Под конец вечера меня поймал новый гимназический священник отец Дионисий, недавно переведенный к нам из другого города. Отец Дионисий производил впечатление хитрой и замысловатой штучки. Одевался он в рясы из прекрасной материи, крест на груди носил весьма кокетливо, бороду тщательно стриг и аккуратно расчесывал. В походке, в манере держаться, во всех движениях и жестах отца Дионисия было что-то вкрадчиво-коварное, что-то елейно-кашачье{8}, сразу вызывавшее к нему недоверие. Он с первого взгляда мне не понравился, и, как видно будет из дальнейшего, моя инстинктивная антипатия к нашему новому «духовному наставнику» оказалась слишком хорошо обоснованной. Теперь, на вечере, он стал до небес превозносить «Еретика» и просил дать ему экземпляр моего произведения, для того чтобы показать его… «преосвещенству» (архиерею). Это меня окончательно настроило против отца Дионисия. Я уклонился от каких-либо определенных обещаний, а потом постарался забыть о просьбе священника.
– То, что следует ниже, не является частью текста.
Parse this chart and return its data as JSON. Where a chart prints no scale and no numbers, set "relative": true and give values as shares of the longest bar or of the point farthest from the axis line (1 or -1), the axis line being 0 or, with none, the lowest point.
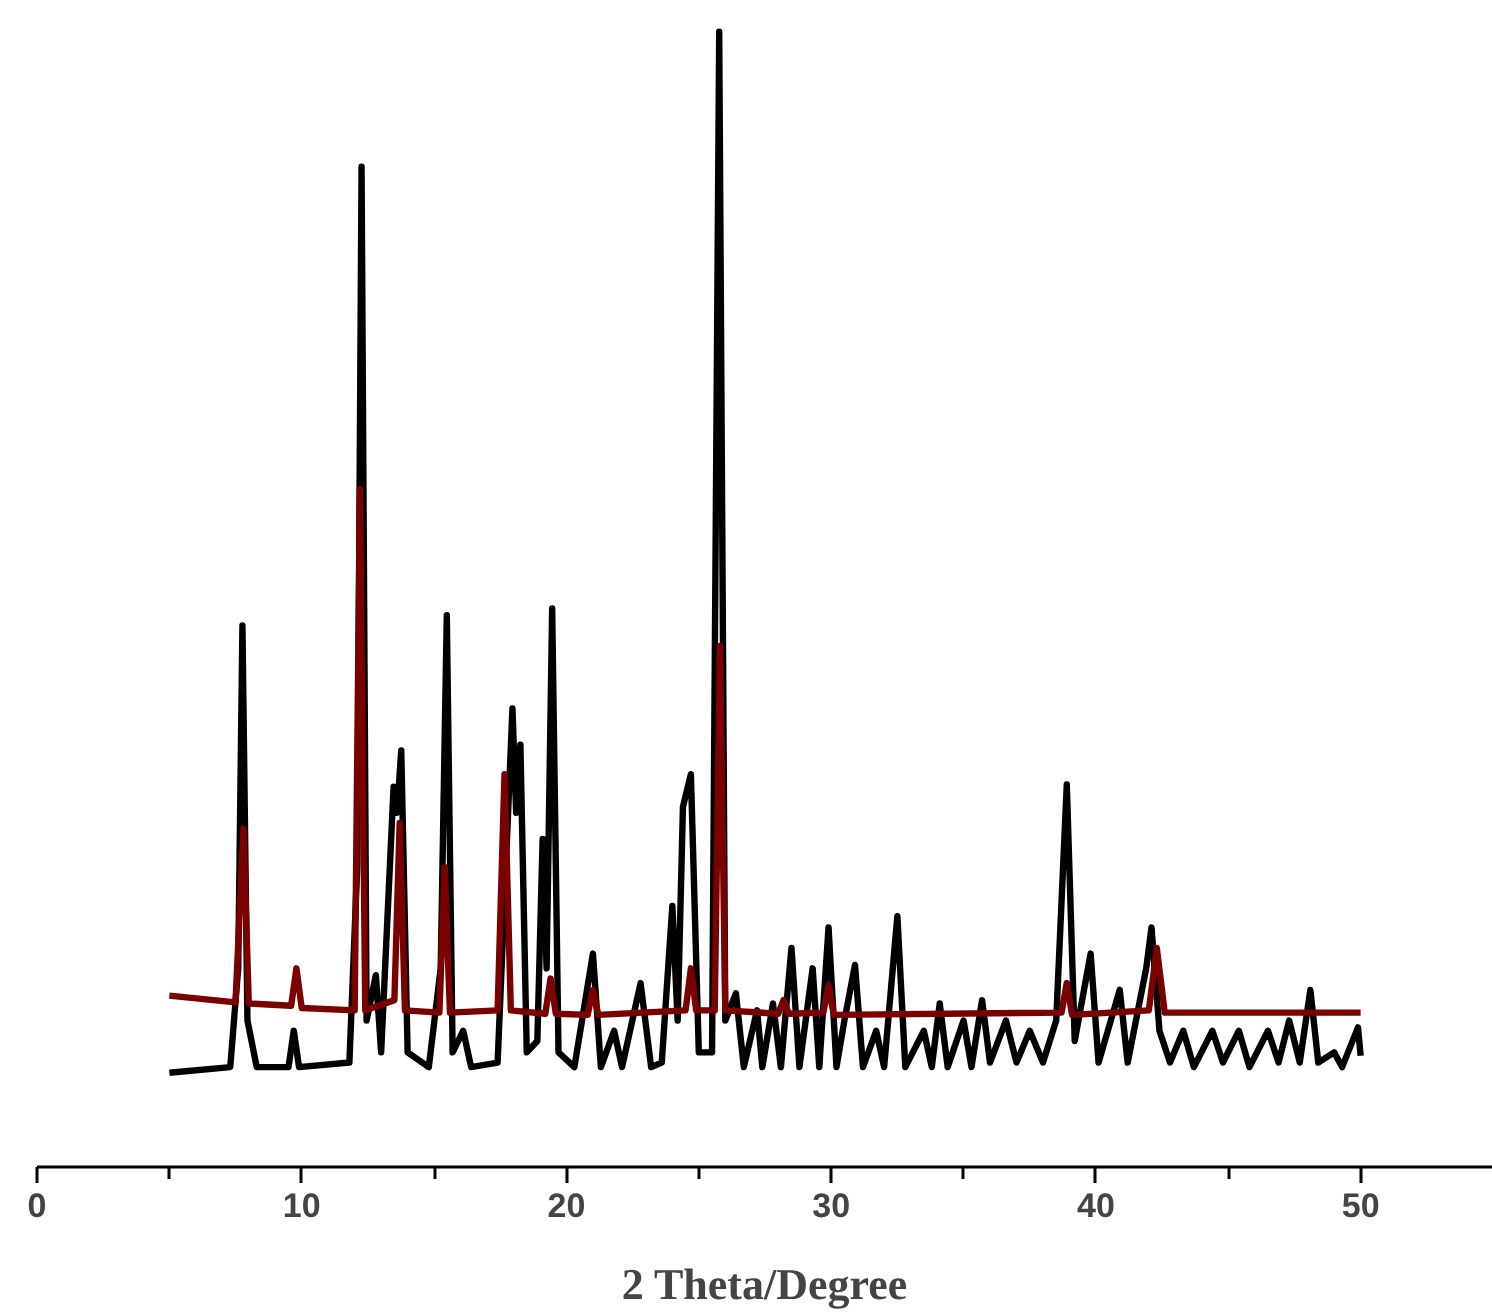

Итак, мой успех на вечере был несомненен. Я стал «героем дня» и сделался «светилом гимназии». Мое имя начали часто упоминать в городе. Признаюсь, это мне было приятно, но… вот что я писал Пичужке, подводя итоги своему выступлению:
«Не знаю почему, но я плохо верю в искренность большинства выпавших на мою долю похвал. И если я даже и неправ в своих подозрениях, я не жалею, что они у меня есть: так меньше шансов сделаться самодовольной скотиной и перестать двигаться вперед. Нет, я буду вечно недоволен собою и буду вечно двигаться вперед!»